Safaa Farouk, the Jewellery Museum’s director general, explained that the exhibition, which is running until April, consists of a collection of 13 artefacts from the collection of King Farouk, who ruled Egypt from 1936 to 1952.
They are being exhibited for the first time as they were previously stored in the museum’s treasury.
The collection comprises four boxes for the king’s shaving tools, some of which are gold-plated silver, with others made of crystal with gold plated silver lids.
It also includes two crystal perfume containers with a gold plated cover, an ink container with a silver cover, two rectangular crystal boxes and the king’s Primus stove.
In Old Cairo, the Coptic Museum is set to open its “Ark, Harmony Between Religions,” which will last for two weeks
Gihan Atef, director general of the museum, explained that the exhibition will shed light on the common and related worshiping traditions of the three Abrahamic religions: Judaism, Christianity and Islam within the story of the Prophet Noah and his ark.
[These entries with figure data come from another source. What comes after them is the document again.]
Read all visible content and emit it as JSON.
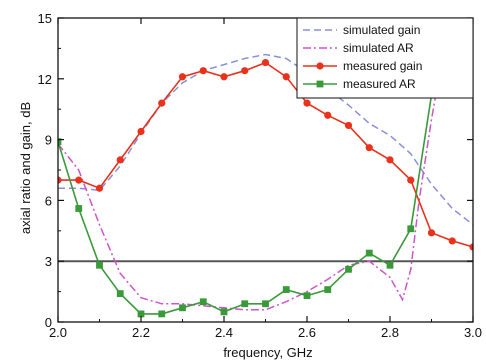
{
  "chart_data": {
    "type": "line",
    "title": "",
    "xlabel": "frequency, GHz",
    "ylabel": "axial ratio and gain, dB",
    "xlim": [
      2.0,
      3.0
    ],
    "ylim": [
      0,
      15
    ],
    "xticks": [
      2.0,
      2.2,
      2.4,
      2.6,
      2.8,
      3.0
    ],
    "xtick_labels": [
      "2.0",
      "2.2",
      "2.4",
      "2.6",
      "2.8",
      "3.0"
    ],
    "yticks": [
      0,
      3,
      6,
      9,
      12,
      15
    ],
    "ytick_labels": [
      "0",
      "3",
      "6",
      "9",
      "12",
      "15"
    ],
    "grid": false,
    "legend_position": "top-right",
    "reference_line": {
      "y": 3,
      "color": "#555555"
    },
    "series": [
      {
        "name": "simulated gain",
        "style": "dashed",
        "color": "#8a8fd8",
        "marker": "none",
        "x": [
          2.0,
          2.05,
          2.1,
          2.15,
          2.2,
          2.25,
          2.3,
          2.35,
          2.4,
          2.45,
          2.5,
          2.55,
          2.6,
          2.65,
          2.7,
          2.75,
          2.8,
          2.85,
          2.9,
          2.95,
          3.0
        ],
        "y": [
          6.6,
          6.6,
          6.5,
          7.7,
          9.3,
          10.8,
          11.8,
          12.4,
          12.7,
          13.0,
          13.2,
          13.0,
          12.3,
          11.5,
          10.7,
          9.8,
          9.2,
          8.3,
          6.8,
          5.6,
          4.8
        ]
      },
      {
        "name": "simulated AR",
        "style": "dash-dot",
        "color": "#cc55cc",
        "marker": "none",
        "x": [
          2.0,
          2.05,
          2.1,
          2.15,
          2.2,
          2.25,
          2.3,
          2.35,
          2.4,
          2.45,
          2.5,
          2.55,
          2.6,
          2.65,
          2.7,
          2.75,
          2.8,
          2.83,
          2.85,
          2.87,
          2.9,
          2.93,
          2.95
        ],
        "y": [
          8.8,
          7.5,
          4.8,
          2.4,
          1.2,
          0.9,
          0.9,
          0.8,
          0.7,
          0.6,
          0.6,
          1.0,
          1.5,
          2.1,
          2.8,
          3.0,
          2.2,
          1.1,
          2.6,
          6.0,
          10.0,
          13.5,
          15.0
        ]
      },
      {
        "name": "measured gain",
        "style": "solid",
        "color": "#e8321c",
        "marker": "circle",
        "x": [
          2.0,
          2.05,
          2.1,
          2.15,
          2.2,
          2.25,
          2.3,
          2.35,
          2.4,
          2.45,
          2.5,
          2.55,
          2.6,
          2.65,
          2.7,
          2.75,
          2.8,
          2.85,
          2.9,
          2.95,
          3.0
        ],
        "y": [
          7.0,
          7.0,
          6.6,
          8.0,
          9.4,
          10.8,
          12.1,
          12.4,
          12.1,
          12.4,
          12.8,
          12.1,
          10.8,
          10.2,
          9.7,
          8.6,
          8.0,
          7.0,
          4.4,
          4.0,
          3.7
        ]
      },
      {
        "name": "measured AR",
        "style": "solid",
        "color": "#3a9a3a",
        "marker": "square",
        "x": [
          2.0,
          2.05,
          2.1,
          2.15,
          2.2,
          2.25,
          2.3,
          2.35,
          2.4,
          2.45,
          2.5,
          2.55,
          2.6,
          2.65,
          2.7,
          2.75,
          2.8,
          2.85,
          2.9,
          2.95
        ],
        "y": [
          8.9,
          5.6,
          2.8,
          1.4,
          0.4,
          0.4,
          0.7,
          1.0,
          0.5,
          0.9,
          0.9,
          1.6,
          1.3,
          1.6,
          2.6,
          3.4,
          2.8,
          4.6,
          11.2,
          15.0
        ]
      }
    ]
  }
}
Among the objects to be displayed are three manuscripts written in Arabic, including a text meant to be read during Christianity's Holy Week, the story of the Prophet Moses in the Torah when God commands him to take his shoes off because the land he was standing on is sacred, while the third relates the story of Moses with his population.
The exhibition will also show a holder for holy books made of wood decorated with foliage scenes, a silver rounded plate decorated with the external facade of a church and icon for the Coptic martyr Saint Damiana with 40 virgins.